The fastest-melting Greenland glacier has made a temporary U-turn
The Jakobshavn Glacier in west-central Greenland, which has been the fastest-flowing and thinning glacier on the vast ice island during the past 20 years, has temporarily slowed its retreat and thickened in the past few years, scientists say.
The big picture: Using new, high-resolution data of ocean currents at and near the glacier's floating ice shelf, NASA researchers were able to show that an influx of cooler waters since 2016 has slowed — but not completely halted — Jakobshavn's rapid melt. The glacier is still adding to global sea level rise, since it continues to lose more ice to the ocean than it gains from snow accumulation, but at a slower rate.
Scientists do not expect this slowing trend to continue. A natural climate cycle in the North Atlantic Ocean is likely to switch gears and bring warmer waters back into contact with the ice shelf, melting it from below at the same time that increasing air temperatures weaken it from above.
Details: The study, published in the journal Nature Geoscience, found that a plume of relatively cold waters has encroached on the Jakobshavn Glacier from the southwest, starting about 600 miles away.
- The study is based in part on high-resolution data gathered during NASA's Oceans Melting Greenland (OMG) mission, as well as other observations.
- The OMG mission is aimed at obtaining temperature and salinity data in the vicinity of rapidly melting Greenland glaciers, since it's been shown that relatively mild ocean waters are eroding glaciers' ice shelves from below in both Greenland and Antarctica.
- These ice shelves act like a door stop, holding back inland ice.

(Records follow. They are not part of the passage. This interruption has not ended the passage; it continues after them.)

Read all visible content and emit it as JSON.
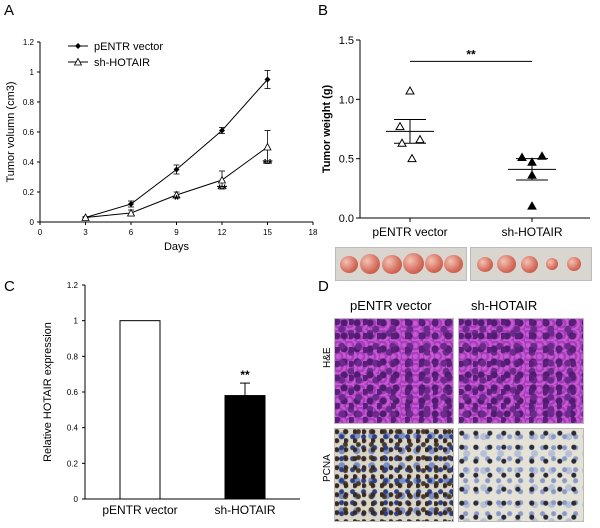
{
  "panels": {
    "A": {
      "letter": "A"
    },
    "B": {
      "letter": "B"
    },
    "C": {
      "letter": "C"
    },
    "D": {
      "letter": "D"
    }
  },
  "chart_data": [
    {
      "panel": "A",
      "type": "line",
      "xlabel": "Days",
      "ylabel": "Tumor volumn (cm3)",
      "xlim": [
        0,
        18
      ],
      "ylim": [
        0,
        1.2
      ],
      "xticks": [
        "0",
        "3",
        "6",
        "9",
        "12",
        "15",
        "18"
      ],
      "yticks": [
        "0",
        "0.2",
        "0.4",
        "0.6",
        "0.8",
        "1",
        "1.2"
      ],
      "legend": "top-left",
      "series": [
        {
          "name": "pENTR vector",
          "marker": "filled-diamond",
          "points": [
            {
              "x": 3,
              "y": 0.03,
              "err": 0.005
            },
            {
              "x": 6,
              "y": 0.12,
              "err": 0.02
            },
            {
              "x": 9,
              "y": 0.35,
              "err": 0.03
            },
            {
              "x": 12,
              "y": 0.61,
              "err": 0.02
            },
            {
              "x": 15,
              "y": 0.95,
              "err": 0.06
            }
          ]
        },
        {
          "name": "sh-HOTAIR",
          "marker": "open-triangle",
          "points": [
            {
              "x": 3,
              "y": 0.03,
              "err": 0.005
            },
            {
              "x": 6,
              "y": 0.06,
              "err": 0.02
            },
            {
              "x": 9,
              "y": 0.18,
              "err": 0.02
            },
            {
              "x": 12,
              "y": 0.28,
              "err": 0.06
            },
            {
              "x": 15,
              "y": 0.5,
              "err": 0.11
            }
          ]
        }
      ],
      "annotations": [
        {
          "x": 9,
          "y": 0.12,
          "text": "*"
        },
        {
          "x": 12,
          "y": 0.19,
          "text": "**"
        },
        {
          "x": 15,
          "y": 0.36,
          "text": "**"
        }
      ]
    },
    {
      "panel": "B",
      "type": "scatter",
      "xlabel": "",
      "ylabel": "Tumor weight (g)",
      "ylim": [
        0,
        1.5
      ],
      "yticks": [
        "0.0",
        "0.5",
        "1.0",
        "1.5"
      ],
      "categories": [
        "pENTR vector",
        "sh-HOTAIR"
      ],
      "groups": [
        {
          "name": "pENTR vector",
          "marker": "open-triangle",
          "mean": 0.73,
          "sem": 0.1,
          "values": [
            1.07,
            0.77,
            0.66,
            0.63,
            0.5
          ]
        },
        {
          "name": "sh-HOTAIR",
          "marker": "filled-triangle",
          "mean": 0.41,
          "sem": 0.09,
          "values": [
            0.51,
            0.52,
            0.47,
            0.36,
            0.1
          ]
        }
      ],
      "significance": "**"
    },
    {
      "panel": "C",
      "type": "bar",
      "xlabel": "",
      "ylabel": "Relative HOTAIR expression",
      "ylim": [
        0,
        1.2
      ],
      "yticks": [
        "0",
        "0.2",
        "0.4",
        "0.6",
        "0.8",
        "1",
        "1.2"
      ],
      "categories": [
        "pENTR vector",
        "sh-HOTAIR"
      ],
      "values": [
        1.0,
        0.58
      ],
      "errors": [
        0,
        0.07
      ],
      "colors": [
        "#ffffff",
        "#000000"
      ],
      "significance": "**"
    }
  ],
  "panel_d": {
    "col_labels": [
      "pENTR vector",
      "sh-HOTAIR"
    ],
    "row_labels": [
      "H&E",
      "PCNA"
    ]
  },
  "tumor_photos": {
    "left_count": 6,
    "right_count": 5
  }
}
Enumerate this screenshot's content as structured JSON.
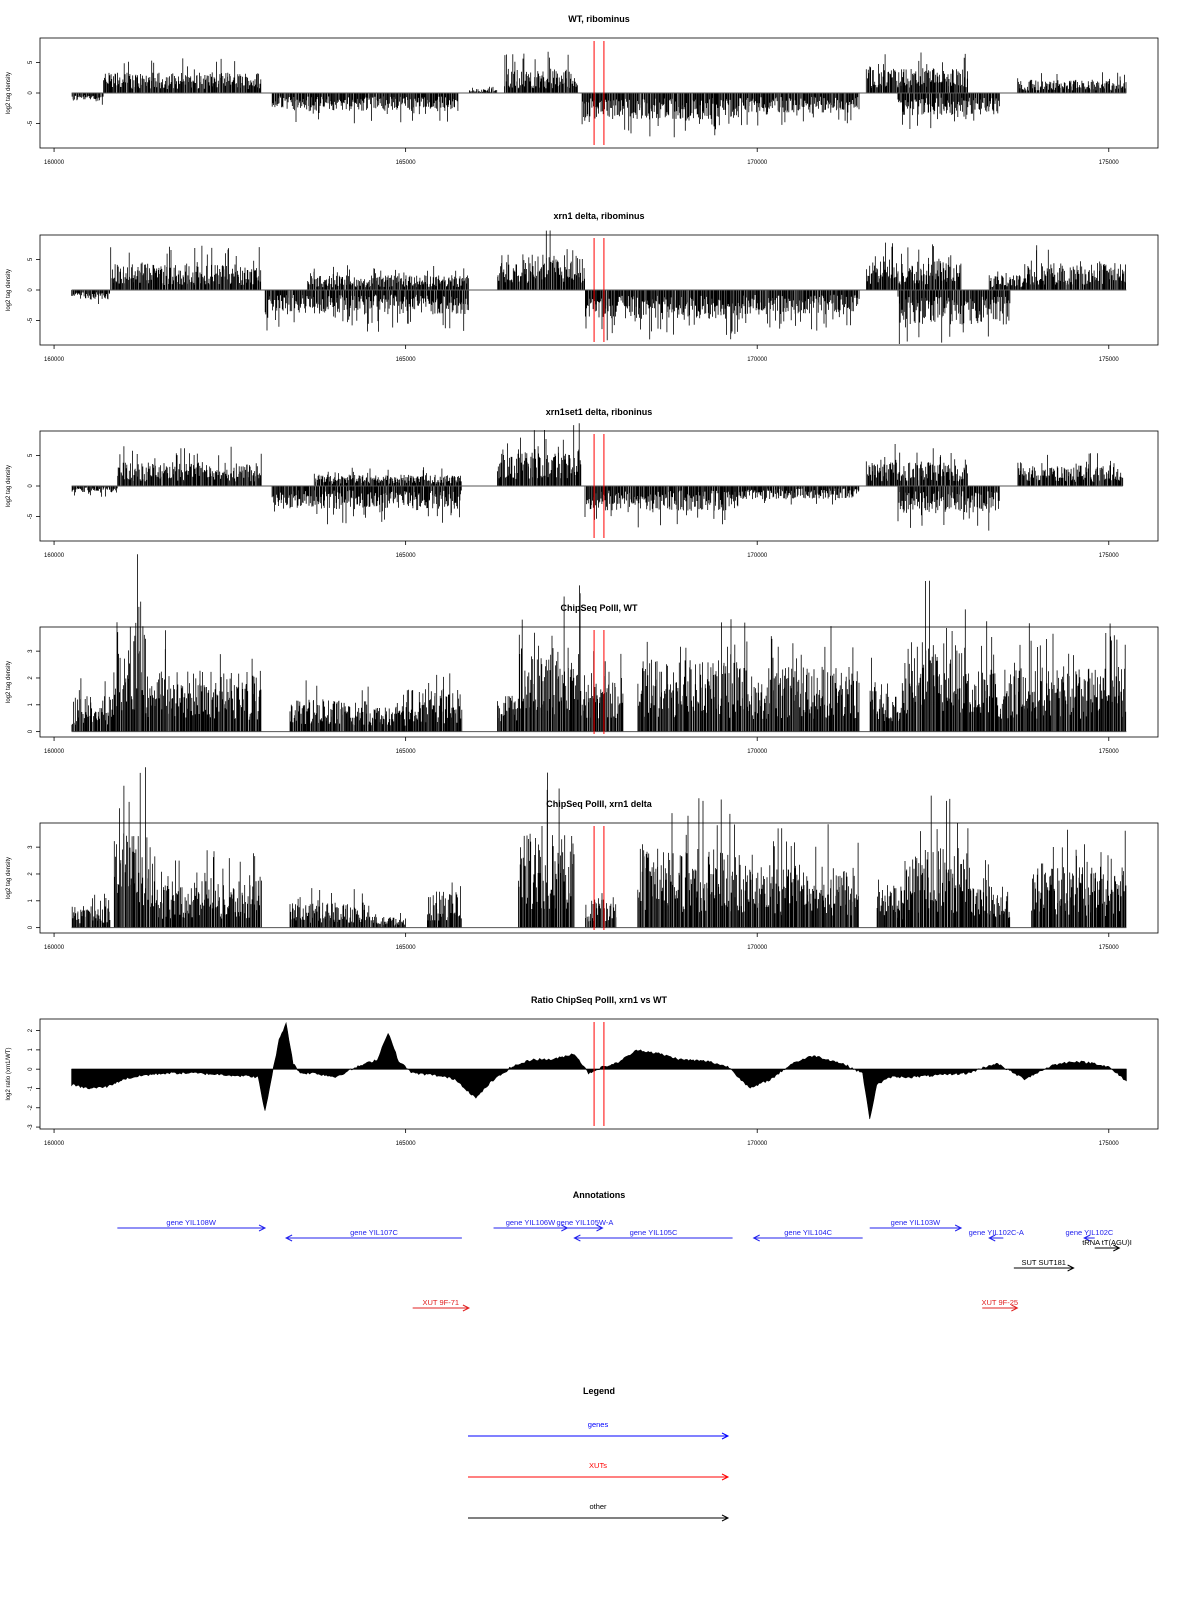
{
  "figure": {
    "x_range": [
      159800,
      175700
    ],
    "x_ticks": [
      160000,
      165000,
      170000,
      175000
    ],
    "marker_lines": [
      167680,
      167820
    ],
    "marker_color": "#ff0000"
  },
  "chart_data": [
    {
      "type": "bar",
      "title": "WT, ribominus",
      "ylabel": "log2 tag density",
      "ylim": [
        -9,
        9
      ],
      "yticks": [
        -5,
        0,
        5
      ],
      "ytick_labels": [
        "-5",
        "0",
        "5"
      ],
      "baseline": 0,
      "segments": [
        {
          "start": 160250,
          "end": 160700,
          "strand": "minus",
          "level": 1.0
        },
        {
          "start": 160700,
          "end": 162950,
          "strand": "plus",
          "level": 2.5
        },
        {
          "start": 163100,
          "end": 165750,
          "strand": "minus",
          "level": 2.2
        },
        {
          "start": 165900,
          "end": 166300,
          "strand": "plus",
          "level": 0.5
        },
        {
          "start": 166400,
          "end": 167450,
          "strand": "plus",
          "level": 3.0
        },
        {
          "start": 167500,
          "end": 169750,
          "strand": "minus",
          "level": 3.2
        },
        {
          "start": 169750,
          "end": 171450,
          "strand": "minus",
          "level": 2.4
        },
        {
          "start": 171550,
          "end": 173000,
          "strand": "plus",
          "level": 3.0
        },
        {
          "start": 172000,
          "end": 173450,
          "strand": "minus",
          "level": 2.7
        },
        {
          "start": 173700,
          "end": 175250,
          "strand": "plus",
          "level": 1.6
        }
      ]
    },
    {
      "type": "bar",
      "title": "xrn1 delta, ribominus",
      "ylabel": "log2 tag density",
      "ylim": [
        -9,
        9
      ],
      "yticks": [
        -5,
        0,
        5
      ],
      "ytick_labels": [
        "-5",
        "0",
        "5"
      ],
      "baseline": 0,
      "segments": [
        {
          "start": 160250,
          "end": 160800,
          "strand": "minus",
          "level": 1.2
        },
        {
          "start": 160800,
          "end": 162950,
          "strand": "plus",
          "level": 3.2
        },
        {
          "start": 163000,
          "end": 165900,
          "strand": "minus",
          "level": 3.0
        },
        {
          "start": 163600,
          "end": 165900,
          "strand": "plus",
          "level": 1.8
        },
        {
          "start": 166300,
          "end": 167550,
          "strand": "plus",
          "level": 4.5
        },
        {
          "start": 167550,
          "end": 169800,
          "strand": "minus",
          "level": 3.6
        },
        {
          "start": 169800,
          "end": 171450,
          "strand": "minus",
          "level": 3.0
        },
        {
          "start": 171550,
          "end": 172900,
          "strand": "plus",
          "level": 3.5
        },
        {
          "start": 172000,
          "end": 173600,
          "strand": "minus",
          "level": 4.2
        },
        {
          "start": 173300,
          "end": 173800,
          "strand": "plus",
          "level": 1.8
        },
        {
          "start": 173800,
          "end": 175250,
          "strand": "plus",
          "level": 3.3
        }
      ]
    },
    {
      "type": "bar",
      "title": "xrn1set1 delta, riboninus",
      "ylabel": "log2 tag density",
      "ylim": [
        -9,
        9
      ],
      "yticks": [
        -5,
        0,
        5
      ],
      "ytick_labels": [
        "-5",
        "0",
        "5"
      ],
      "baseline": 0,
      "segments": [
        {
          "start": 160250,
          "end": 160900,
          "strand": "minus",
          "level": 0.8
        },
        {
          "start": 160900,
          "end": 162950,
          "strand": "plus",
          "level": 3.0
        },
        {
          "start": 163100,
          "end": 165800,
          "strand": "minus",
          "level": 2.8
        },
        {
          "start": 163700,
          "end": 165800,
          "strand": "plus",
          "level": 1.4
        },
        {
          "start": 166300,
          "end": 167500,
          "strand": "plus",
          "level": 4.5
        },
        {
          "start": 167550,
          "end": 169800,
          "strand": "minus",
          "level": 3.0
        },
        {
          "start": 169800,
          "end": 171450,
          "strand": "minus",
          "level": 1.6
        },
        {
          "start": 171550,
          "end": 173000,
          "strand": "plus",
          "level": 3.0
        },
        {
          "start": 172000,
          "end": 173450,
          "strand": "minus",
          "level": 3.3
        },
        {
          "start": 173700,
          "end": 175200,
          "strand": "plus",
          "level": 2.5
        }
      ]
    },
    {
      "type": "bar",
      "title": "ChipSeq PolII, WT",
      "ylabel": "log2 tag density",
      "ylim": [
        -0.2,
        3.9
      ],
      "yticks": [
        0,
        1,
        2,
        3
      ],
      "ytick_labels": [
        "0",
        "1",
        "2",
        "3"
      ],
      "baseline": 0,
      "segments": [
        {
          "start": 160250,
          "end": 160850,
          "strand": "plus",
          "level": 1.0
        },
        {
          "start": 160850,
          "end": 161300,
          "strand": "plus",
          "level": 3.1
        },
        {
          "start": 161300,
          "end": 162950,
          "strand": "plus",
          "level": 1.7
        },
        {
          "start": 163350,
          "end": 164500,
          "strand": "plus",
          "level": 0.9
        },
        {
          "start": 164500,
          "end": 165000,
          "strand": "plus",
          "level": 0.7
        },
        {
          "start": 165000,
          "end": 165800,
          "strand": "plus",
          "level": 1.2
        },
        {
          "start": 166300,
          "end": 166600,
          "strand": "plus",
          "level": 1.0
        },
        {
          "start": 166600,
          "end": 167500,
          "strand": "plus",
          "level": 2.4
        },
        {
          "start": 167500,
          "end": 168100,
          "strand": "plus",
          "level": 1.4
        },
        {
          "start": 168300,
          "end": 169800,
          "strand": "plus",
          "level": 2.0
        },
        {
          "start": 169800,
          "end": 171450,
          "strand": "plus",
          "level": 1.8
        },
        {
          "start": 171600,
          "end": 172100,
          "strand": "plus",
          "level": 1.4
        },
        {
          "start": 172100,
          "end": 173000,
          "strand": "plus",
          "level": 2.6
        },
        {
          "start": 173000,
          "end": 173800,
          "strand": "plus",
          "level": 1.8
        },
        {
          "start": 173800,
          "end": 175250,
          "strand": "plus",
          "level": 1.8
        }
      ]
    },
    {
      "type": "bar",
      "title": "ChipSeq PolII, xrn1 delta",
      "ylabel": "log2 tag density",
      "ylim": [
        -0.2,
        3.9
      ],
      "yticks": [
        0,
        1,
        2,
        3
      ],
      "ytick_labels": [
        "0",
        "1",
        "2",
        "3"
      ],
      "baseline": 0,
      "segments": [
        {
          "start": 160250,
          "end": 160800,
          "strand": "plus",
          "level": 0.6
        },
        {
          "start": 160850,
          "end": 161400,
          "strand": "plus",
          "level": 2.7
        },
        {
          "start": 161400,
          "end": 162950,
          "strand": "plus",
          "level": 1.3
        },
        {
          "start": 163350,
          "end": 164500,
          "strand": "plus",
          "level": 0.7
        },
        {
          "start": 164500,
          "end": 165000,
          "strand": "plus",
          "level": 0.3
        },
        {
          "start": 165300,
          "end": 165800,
          "strand": "plus",
          "level": 1.0
        },
        {
          "start": 166600,
          "end": 167400,
          "strand": "plus",
          "level": 2.6
        },
        {
          "start": 167550,
          "end": 168000,
          "strand": "plus",
          "level": 0.9
        },
        {
          "start": 168300,
          "end": 169800,
          "strand": "plus",
          "level": 2.2
        },
        {
          "start": 169800,
          "end": 171450,
          "strand": "plus",
          "level": 1.8
        },
        {
          "start": 171700,
          "end": 172100,
          "strand": "plus",
          "level": 1.2
        },
        {
          "start": 172100,
          "end": 173000,
          "strand": "plus",
          "level": 2.2
        },
        {
          "start": 173000,
          "end": 173600,
          "strand": "plus",
          "level": 1.2
        },
        {
          "start": 173900,
          "end": 175250,
          "strand": "plus",
          "level": 1.7
        }
      ]
    },
    {
      "type": "area",
      "title": "Ratio ChipSeq PolII, xrn1 vs WT",
      "ylabel": "log2 ratio (xrn1/WT)",
      "ylim": [
        -3.1,
        2.6
      ],
      "yticks": [
        -3,
        -2,
        -1,
        0,
        1,
        2
      ],
      "ytick_labels": [
        "-3",
        "-2",
        "-1",
        "0",
        "1",
        "2"
      ],
      "baseline": 0,
      "x": [
        160250,
        160500,
        160750,
        161000,
        161300,
        161600,
        162000,
        162500,
        162900,
        163000,
        163100,
        163200,
        163300,
        163400,
        163500,
        163700,
        164000,
        164300,
        164600,
        164750,
        164900,
        165100,
        165400,
        165700,
        165850,
        166000,
        166200,
        166500,
        166800,
        167100,
        167400,
        167600,
        167800,
        168000,
        168300,
        168600,
        168900,
        169300,
        169600,
        169900,
        170200,
        170500,
        170800,
        171200,
        171500,
        171600,
        171700,
        171900,
        172200,
        172600,
        173000,
        173400,
        173800,
        174200,
        174500,
        174800,
        175000,
        175250
      ],
      "y": [
        -0.8,
        -1.0,
        -0.9,
        -0.5,
        -0.3,
        -0.2,
        -0.2,
        -0.3,
        -0.4,
        -2.2,
        -0.3,
        1.5,
        2.4,
        0.3,
        -0.2,
        -0.2,
        -0.4,
        0.1,
        0.5,
        1.9,
        0.4,
        -0.2,
        -0.3,
        -0.5,
        -1.0,
        -1.5,
        -0.7,
        0.1,
        0.5,
        0.5,
        0.8,
        -0.2,
        0.1,
        0.3,
        1.0,
        0.8,
        0.5,
        0.4,
        0.1,
        -1.0,
        -0.5,
        0.3,
        0.7,
        0.3,
        -0.2,
        -2.6,
        -0.8,
        -0.4,
        -0.4,
        -0.3,
        -0.2,
        0.3,
        -0.5,
        0.2,
        0.4,
        0.3,
        0.1,
        -0.6
      ]
    }
  ],
  "annotations": {
    "title": "Annotations",
    "features": [
      {
        "label": "gene YIL108W",
        "type": "gene",
        "start": 160900,
        "end": 163000,
        "dir": "right",
        "row": 0
      },
      {
        "label": "gene YIL107C",
        "type": "gene",
        "start": 163300,
        "end": 165800,
        "dir": "left",
        "row": 1
      },
      {
        "label": "gene YIL106W",
        "type": "gene",
        "start": 166250,
        "end": 167300,
        "dir": "right",
        "row": 0
      },
      {
        "label": "gene YIL105W-A",
        "type": "gene",
        "start": 167300,
        "end": 167800,
        "dir": "right",
        "row": 0
      },
      {
        "label": "gene YIL105C",
        "type": "gene",
        "start": 167400,
        "end": 169650,
        "dir": "left",
        "row": 1
      },
      {
        "label": "gene YIL104C",
        "type": "gene",
        "start": 169950,
        "end": 171500,
        "dir": "left",
        "row": 1
      },
      {
        "label": "gene YIL103W",
        "type": "gene",
        "start": 171600,
        "end": 172900,
        "dir": "right",
        "row": 0
      },
      {
        "label": "gene YIL102C-A",
        "type": "gene",
        "start": 173300,
        "end": 173500,
        "dir": "left",
        "row": 1
      },
      {
        "label": "gene YIL102C",
        "type": "gene",
        "start": 174650,
        "end": 174800,
        "dir": "left",
        "row": 1
      },
      {
        "label": "tRNA tT(AGU)I",
        "type": "other",
        "start": 174800,
        "end": 175150,
        "dir": "right",
        "row": 2
      },
      {
        "label": "SUT SUT181",
        "type": "other",
        "start": 173650,
        "end": 174500,
        "dir": "right",
        "row": 3
      },
      {
        "label": "XUT 9F-71",
        "type": "xut",
        "start": 165100,
        "end": 165900,
        "dir": "right",
        "row": 5
      },
      {
        "label": "XUT 9F-25",
        "type": "xut",
        "start": 173200,
        "end": 173700,
        "dir": "right",
        "row": 5
      }
    ]
  },
  "legend": {
    "title": "Legend",
    "entries": [
      {
        "label": "genes",
        "color": "#0000ff"
      },
      {
        "label": "XUTs",
        "color": "#ff0000"
      },
      {
        "label": "other",
        "color": "#000000"
      }
    ]
  },
  "colors": {
    "gene": "#2222ee",
    "xut": "#e02020",
    "other": "#000000"
  }
}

Once the ice shelves melt and collapse, the inland ice can flow faster into the sea, raising sea levels.
- Between 2003 and 2016, the Jakobshavn lost about 160 meters, or 525 feet in thickness at the glacial front, which is where the ice meets the ocean.
The intrigue: A key suspect in causing the glacier's slowdown is a regional climate pattern that causes the North Atlantic Ocean to alternate between warm and cold temperatures. Ocean temperatures in Disko Bay's near-surface waters have cooled to levels last seen during the mid-1980s, the study found.
The study traces this cooling to unusual loss of heat from the ocean during the winter months as the waters circulate around the southern half of Greenland.
What they're saying: "At first we didn't believe it. We had pretty much assumed that Jakobshavn would just keep going on as it had over the last 20 years," says lead author Ala Khazendar of NASA's Jet Propulsion Laboratory in California, in a press release. However, the OMG data showed cold water near Jakobshavn for three years in a row.
"Jakobshavn is getting a temporary break from this climate pattern. But in the long run, the oceans are warming. And seeing the oceans have such a huge impact on the glaciers is bad news for Greenland's ice sheet," Josh Willis of JPL, the principal investigator of OMG, explained.